Énergies renouvelables: Qu’est ce qui change ? ( Par Jacques Lewa Leno)

Le président guinéen, président en charge des énergies renouvelables en Afrique. La Guinée avec ses barrages. Ces centrales thermiques. Et solaires dans les réflexions. Nous sommes 50% sans électricité sur le continent. Nos voisins font des efforts et font une migration exceptionnelle. Ils ne sont pas plus frappés par les rayons solaires que nous. Mais leurs responsables sont plus frappés par la situation de leurs compatriotes.
Quelques chiffres, bien sûr très discutables donnent de l’espoir. D’abord les besoins. Ils sont grands, mais les spécialistes ; plutôt décideurs de l’ère du changement, les évaluent très mal. Tout est fait sur la base des potentialités (6.000 MW). Toutefois, seulement 2% de ce potentiel serait mis en valeur et ne profiterait qu’à 8% de la population.
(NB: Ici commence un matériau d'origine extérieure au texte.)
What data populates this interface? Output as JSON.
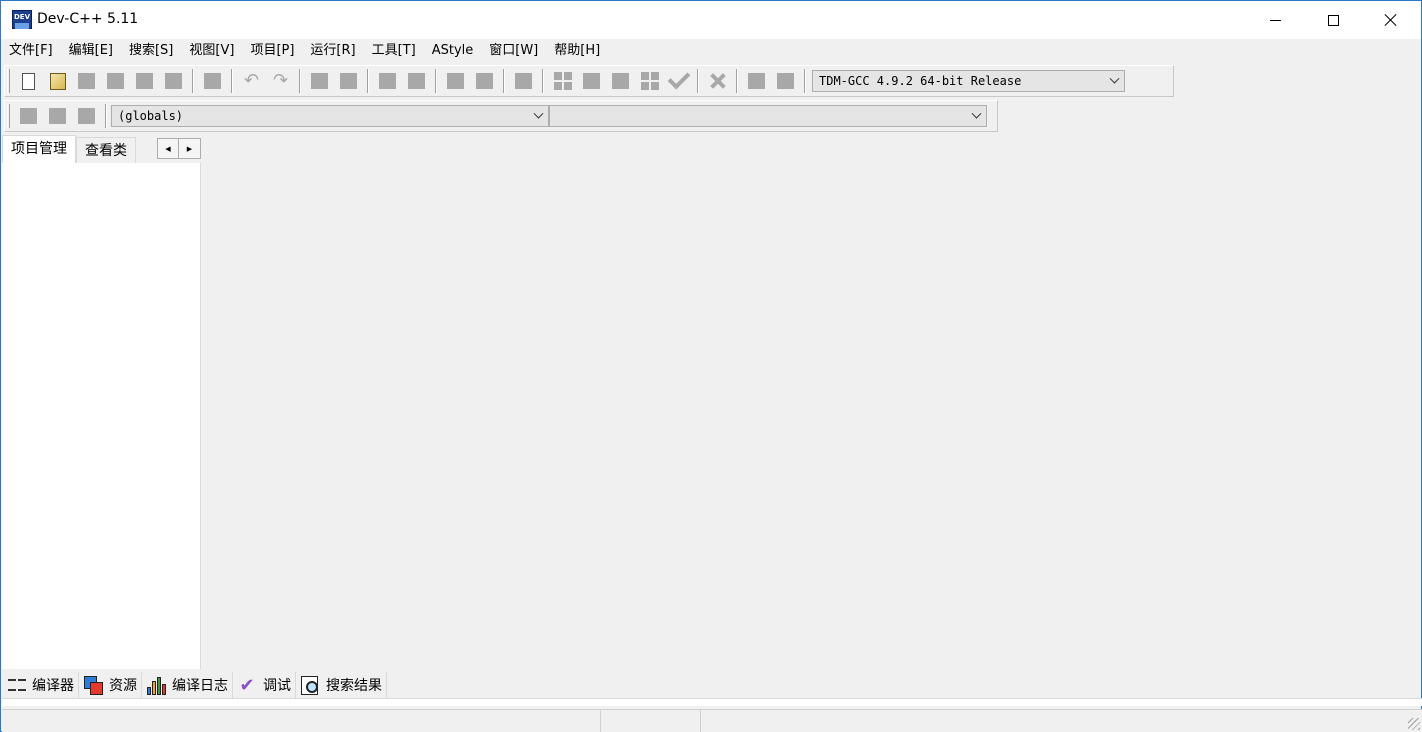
{
  "window": {
    "title": "Dev-C++ 5.11",
    "icon": "devcpp-app-icon",
    "icon_text": "DEV"
  },
  "menu": [
    "文件[F]",
    "编辑[E]",
    "搜索[S]",
    "视图[V]",
    "项目[P]",
    "运行[R]",
    "工具[T]",
    "AStyle",
    "窗口[W]",
    "帮助[H]"
  ],
  "toolbar": {
    "compiler_select": "TDM-GCC 4.9.2 64-bit Release"
  },
  "class_toolbar": {
    "scope_select": "(globals)",
    "member_select": ""
  },
  "left_panel": {
    "tabs": [
      "项目管理",
      "查看类"
    ],
    "active_tab": "项目管理"
  },
  "bottom_tabs": [
    "编译器",
    "资源",
    "编译日志",
    "调试",
    "搜索结果"
  ],
  "colors": {
    "window_border": "#2b78c5",
    "background": "#f0f0f0"
  }
}
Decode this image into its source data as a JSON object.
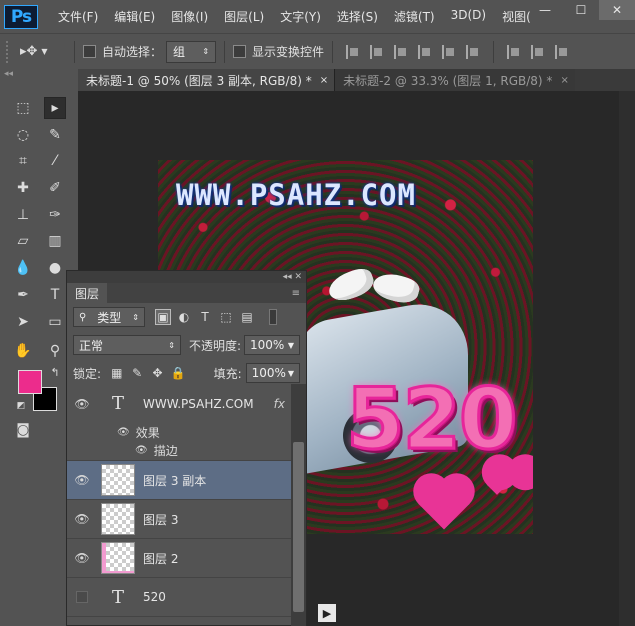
{
  "menu": {
    "logo": "Ps",
    "items": [
      "文件(F)",
      "编辑(E)",
      "图像(I)",
      "图层(L)",
      "文字(Y)",
      "选择(S)",
      "滤镜(T)",
      "3D(D)",
      "视图("
    ],
    "window_controls": [
      "—",
      "☐",
      "✕"
    ]
  },
  "options": {
    "auto_select_label": "自动选择：",
    "auto_select_value": "组",
    "show_transform_label": "显示变换控件"
  },
  "tabs": [
    {
      "label": "未标题-1 @ 50% (图层 3 副本, RGB/8) *",
      "close": "×"
    },
    {
      "label": "未标题-2 @ 33.3% (图层 1, RGB/8) *",
      "close": "×"
    }
  ],
  "toolbox": {
    "top_marker": "◂◂",
    "fg_color": "#ec2c8c",
    "bg_color": "#000000"
  },
  "canvas": {
    "url_text": "WWW.PSAHZ.COM",
    "number_text": "520"
  },
  "layers_panel": {
    "title": "图层",
    "top_controls": "◂◂ ✕",
    "menu_icon": "≡",
    "filter_kind": "类型",
    "blend_mode": "正常",
    "opacity_label": "不透明度:",
    "opacity_value": "100%",
    "lock_label": "锁定:",
    "fill_label": "填充:",
    "fill_value": "100%",
    "layers": [
      {
        "name": "WWW.PSAHZ.COM",
        "kind": "text",
        "fx": "fx",
        "visible": true
      },
      {
        "name": "图层 3 副本",
        "kind": "pixel",
        "visible": true,
        "selected": true
      },
      {
        "name": "图层 3",
        "kind": "pixel",
        "visible": true
      },
      {
        "name": "图层 2",
        "kind": "pixel",
        "visible": true
      },
      {
        "name": "520",
        "kind": "text",
        "visible": false
      }
    ],
    "effects_label": "效果",
    "stroke_label": "描边"
  }
}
C’est ce qu’on peut lire sur Vivafrik.com, un site web qui traite des questions énergétiques et de développement durable.
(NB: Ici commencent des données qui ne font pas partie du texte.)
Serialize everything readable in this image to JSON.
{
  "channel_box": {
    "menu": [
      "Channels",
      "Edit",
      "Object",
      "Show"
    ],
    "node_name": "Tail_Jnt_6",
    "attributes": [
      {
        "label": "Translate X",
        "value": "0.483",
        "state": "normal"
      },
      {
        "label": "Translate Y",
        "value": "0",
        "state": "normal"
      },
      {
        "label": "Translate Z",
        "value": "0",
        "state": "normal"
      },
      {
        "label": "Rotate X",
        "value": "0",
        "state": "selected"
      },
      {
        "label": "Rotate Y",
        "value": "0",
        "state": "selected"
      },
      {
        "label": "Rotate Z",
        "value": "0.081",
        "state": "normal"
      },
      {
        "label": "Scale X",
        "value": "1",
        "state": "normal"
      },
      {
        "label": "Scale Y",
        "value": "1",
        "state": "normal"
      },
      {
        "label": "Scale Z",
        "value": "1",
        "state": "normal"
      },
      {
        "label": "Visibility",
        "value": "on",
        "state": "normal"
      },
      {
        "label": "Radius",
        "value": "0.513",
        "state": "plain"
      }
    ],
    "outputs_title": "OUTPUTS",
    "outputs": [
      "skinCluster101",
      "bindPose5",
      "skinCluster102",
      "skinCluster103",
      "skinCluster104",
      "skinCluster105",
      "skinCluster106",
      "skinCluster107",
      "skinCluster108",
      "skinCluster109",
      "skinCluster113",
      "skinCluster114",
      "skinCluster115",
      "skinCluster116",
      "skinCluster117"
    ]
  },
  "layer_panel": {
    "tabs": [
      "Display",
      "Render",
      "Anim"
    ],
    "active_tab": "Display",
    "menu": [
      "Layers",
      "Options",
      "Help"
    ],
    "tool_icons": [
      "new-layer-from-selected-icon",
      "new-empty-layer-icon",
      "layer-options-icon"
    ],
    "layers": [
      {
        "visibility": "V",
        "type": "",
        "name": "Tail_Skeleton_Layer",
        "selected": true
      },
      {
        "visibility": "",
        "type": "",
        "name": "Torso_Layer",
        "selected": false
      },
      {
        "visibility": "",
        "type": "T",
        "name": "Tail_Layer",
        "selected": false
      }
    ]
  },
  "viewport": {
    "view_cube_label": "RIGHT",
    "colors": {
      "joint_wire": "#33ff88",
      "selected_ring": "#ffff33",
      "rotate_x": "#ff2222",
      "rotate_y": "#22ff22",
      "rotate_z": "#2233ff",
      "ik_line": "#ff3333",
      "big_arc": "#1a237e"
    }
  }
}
Nous ne sommes plus à ce stade. Le gouvernement voit les choses mieux que ce site. Le taux d’électrification de 13,4% en 2013, en moyenne nationale (7,6% en zone rurale et 21,6% pour le réseau interconnecté dans son ensemble), est passé en 2018 à 35,2% en moyenne (23,5% en zone rurale et 54,3% pour le réseau interconnecté).
Bon, ce sont les données officielles communiquées il n’y a pas longtemps par le ministre Cheick Taliby Sylla, l’ouvrier de Kaléta-Souapiti. Chacun peut alors faire une simple observation. Plus de 35% de guinéens ont-ils accès à l’électricité ? Au cas où la question serait mal posée, on la modifie un peu : plus de 35% du territoire guinéen sont-ils couverts par le réseau électrique ? Chaque guinéen, peut oublier les documents et regarder autour de lui.
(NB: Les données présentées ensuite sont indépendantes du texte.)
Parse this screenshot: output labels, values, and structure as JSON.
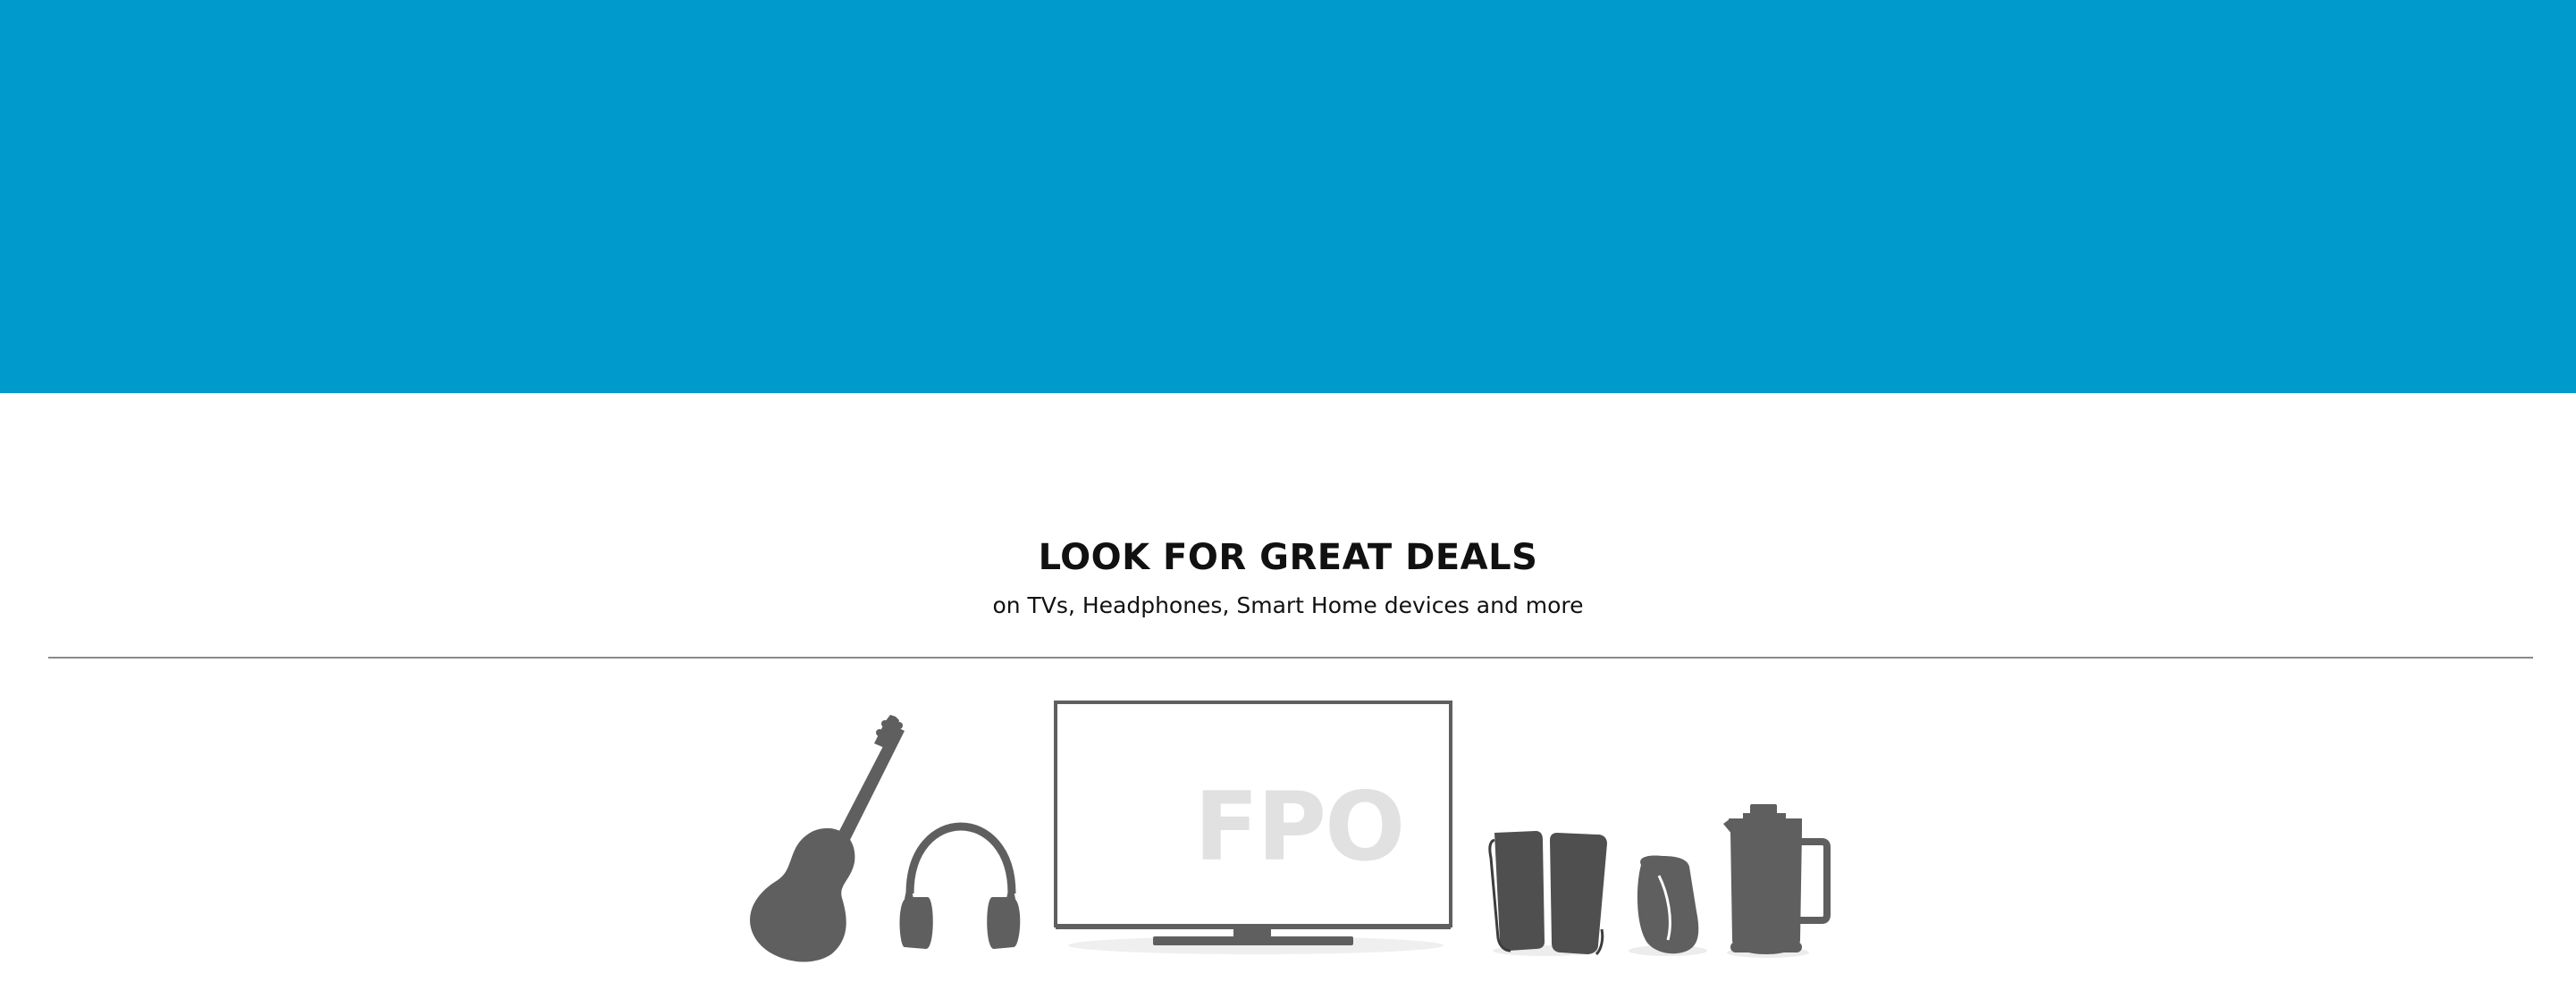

Le territoire est visible. L’obscurité aussi. Et les mêmes discours disent que les énergies renouvelables sont d’une nécessité absolue pour deux raisons principales : elles ne coûteraient pas chères et elles conditionnent le développement durable. On le dit, on va jusqu’à abriter un forum international sur cette question. Mais nos gouvernants parlent plus qu’ils n’agissent. Rien de photovoltaïque en projet. Les efforts du gouvernement sont tournés exclusivement sur les centrales thermiques et l’hydroélectricité qui ont encore du mal à répondre favorablement aux besoins des populations.
Alors la campagne africaine que notre président mène a dû se limiter où ? A Addis Abeba ? A ses rencontres périodiques aux quelles nous avons assisté de loin, nous avons beaucoup plus entendu un panafricaniste moderne s’exprimer sur une question avec beaucoup d’ambitions. Seul problème, il a manqué d’initiatives à l’image du Sénégal et du Burkina Faso qui ont expérimenté et concrétisé dans la même période des projets novateurs. Les centrales solaires Ten Mérina, la quatrième du Sénégal dans le département de Tivaouane de 30 Mégawatt et celle de Zagtouli à Ouagadougou au Burkina Faso de 33 mégawatts, sont les plus grandes de la sous-région réalisées en 2017 par Macky Sall et Christian Kaboré. Deux élèves mieux que le maître, prêcheur de la bonne nouvelle. En plus ils essaient de respecter les engagements qu’ils ont pris aux dernières conférences sur le climat, pour réduire l’émission des gaz à effet de serre. Ça ne serait pas mauvais de les imiter. On vanterait moins les petites initiatives.